Y en cierto modo, aunque resulte doloroso, es hasta comprensible que muchos de los que emigraron, o sus hijos, decidan dar la espalda a sus pueblos de origen. Al fin y al cabo, su tierra decidió que no había lugar para ellos o, más bien, lo decidieron sin oposición unas oligarquías que, eternizadas en el poder provincial, resolvieron que este no era lugar para industrias, y que, si los siervos tenían mucha prole, era mejor que una buena parte se marchase fuera a fin de no constituir un estorbo, ya que a más gente más posibilidad de tener problemas.
Pero no todo son decisiones políticas, también las hay personales que condicionan la propia falta de vida de la zona. Son muchos los paisanos de nuestras comarcas que tienen unos importantes caudales en sus cuentas de ahorros, pero ni se plantean ni se plantearán invertir parte de los mismos en montar un negocio en la zona. Invertir en la zona se ve socialmente como tirar el dinero y, fruto de esa mentalidad, la zona cada vez está más muerta y posee menos servicios, lo que redunda en que los jóvenes tienen que seguir emigrando fuera por falta de trabajo.
El otro día me comentaba un amigo el caso de un anciano de su pueblo, de más de noventa años y que tiene ya bastantes achaques de salud, y cuyos hijos, en Madrid, van lo menos posible a verlo. Mi amigo le dijo que por qué no pagaba a alguien para que le asistiese en las tareas básicas del hogar. La respuesta que le dio el anciano fue "no, hay que ahorrar por si las cosas se ponen mal", lo cual le hace a uno cuestionarse por qué se empeña en seguir ahorrando más y más alguien de más de noventa años que está endeble de salud, en vez de gastarse sus ahorros en tener un mayor bienestar los años que le queden por vivir. Ahorrar por ahorrar, precisamente para que cuando fallezca esos hijos que apenas van a verle trinquen los ahorros y a su casa y a su pueblo le digan un "si te he visto no me acuerdo".

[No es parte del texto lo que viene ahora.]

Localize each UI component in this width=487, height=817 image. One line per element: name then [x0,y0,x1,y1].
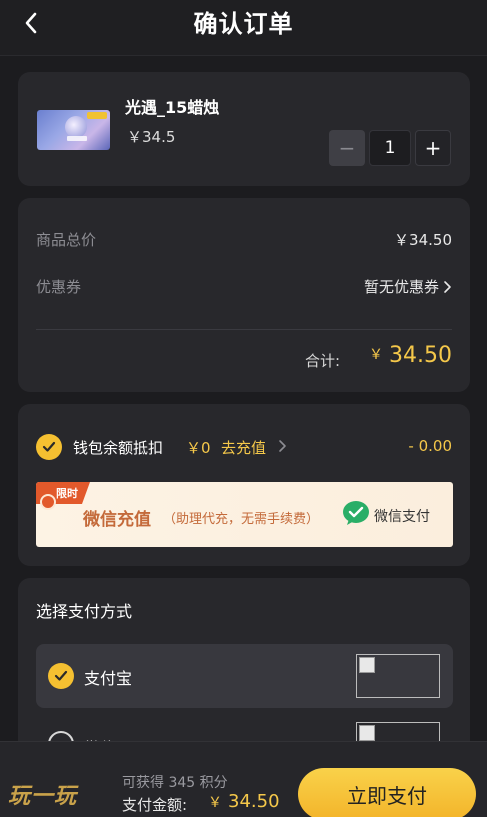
alipay-logo-image [356,654,440,698]
selected-check [48,663,74,689]
coupon-value: 暂无优惠券 [363,278,439,296]
brand-watermark: 玩一玩 [8,784,78,809]
coupon-selector[interactable]: 暂无优惠券 [364,276,452,297]
decrease-button[interactable]: − [329,130,365,166]
payment-section-title: 选择支付方式 [36,602,133,621]
wallet-label: 钱包余额抵扣 [73,439,164,457]
coupon-label: 优惠券 [36,278,82,296]
product-price: ￥34.5 [127,128,176,146]
total-amount: 34.50 [389,343,452,368]
pay-amount-value: 34.50 [228,791,280,812]
product-thumbnail [37,110,110,150]
quantity-stepper: − 1 + [329,130,451,166]
product-name: 光遇_15蜡烛 [125,98,220,117]
checkmark-icon [54,670,68,681]
ribbon-label: 限时 [56,487,78,500]
increase-button[interactable]: + [415,130,451,166]
checkout-bar: 玩一玩 可获得 345 积分 支付金额: ￥ 34.50 立即支付 [0,741,487,817]
product-card: 光遇_15蜡烛 ￥34.5 − 1 + [18,72,470,186]
wechat-recharge-banner[interactable]: 限时 微信充值 （助理代充，无需手续费） 微信支付 [36,482,453,547]
wallet-checkbox[interactable] [36,434,62,460]
header-bar: 确认订单 [0,0,487,56]
recharge-link[interactable]: 去充值 [221,437,266,458]
payment-label: 支付宝 [84,669,133,688]
divider [36,329,452,330]
total-value: ￥ 34.50 [369,343,452,368]
banner-subtitle: （助理代充，无需手续费） [163,512,320,527]
subtotal-label: 商品总价 [36,231,97,249]
payment-option-alipay[interactable]: 支付宝 [36,644,453,708]
price-summary-card: 商品总价 ￥34.50 优惠券 暂无优惠券 合计: ￥ 34.50 [18,198,470,392]
total-label: 合计: [305,352,341,370]
subtotal-value: ￥34.50 [394,231,452,249]
wechat-pay-label: 微信支付 [374,509,430,525]
chevron-right-icon [279,440,286,452]
banner-title: 微信充值 [83,510,151,530]
total-currency: ￥ [369,347,384,363]
pay-now-button[interactable]: 立即支付 [298,768,476,817]
page-title: 确认订单 [193,10,294,38]
pay-currency: ￥ [208,795,222,811]
clock-icon [40,494,56,510]
wallet-balance: ￥0 [186,439,211,457]
wallet-deduction: - 0.00 [408,437,452,455]
chevron-right-icon [444,280,451,293]
quantity-value[interactable]: 1 [369,130,411,166]
points-earned: 可获得 345 积分 [122,775,228,791]
pay-amount: ￥ 34.50 [208,791,280,812]
wallet-card: 钱包余额抵扣 ￥0 去充值 - 0.00 限时 微信充值 （助理代充，无需手续费… [18,404,470,566]
pay-amount-label: 支付金额: [122,796,188,814]
checkmark-icon [42,441,56,452]
wechat-icon [343,501,369,525]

Es por ello que, cuando veo a dos amigos de la infancia despidiéndose por verano en los pueblos, también me pregunto cuántos de aquellos con quienes compartían escuela han dejado de ir a la tierra de sus ancestros. Cuántos han decidido poner punto y final a unas raíces que les estorban, pues no les suponen más que una casa abandonada por la que hay que pagar impuestos y que, en esa vida que rehúye de su pasado, no les aporta nada.
De un modo u otro, esperemos que la salud asista a todos aquellos que dan vida a nuestros pueblos tanto en invierno como en verano, y que queden muchas anécdotas que rememorar y, sobre todo, muchos veranos para tomar esa última caña de vacaciones con los amigos de toda la vida.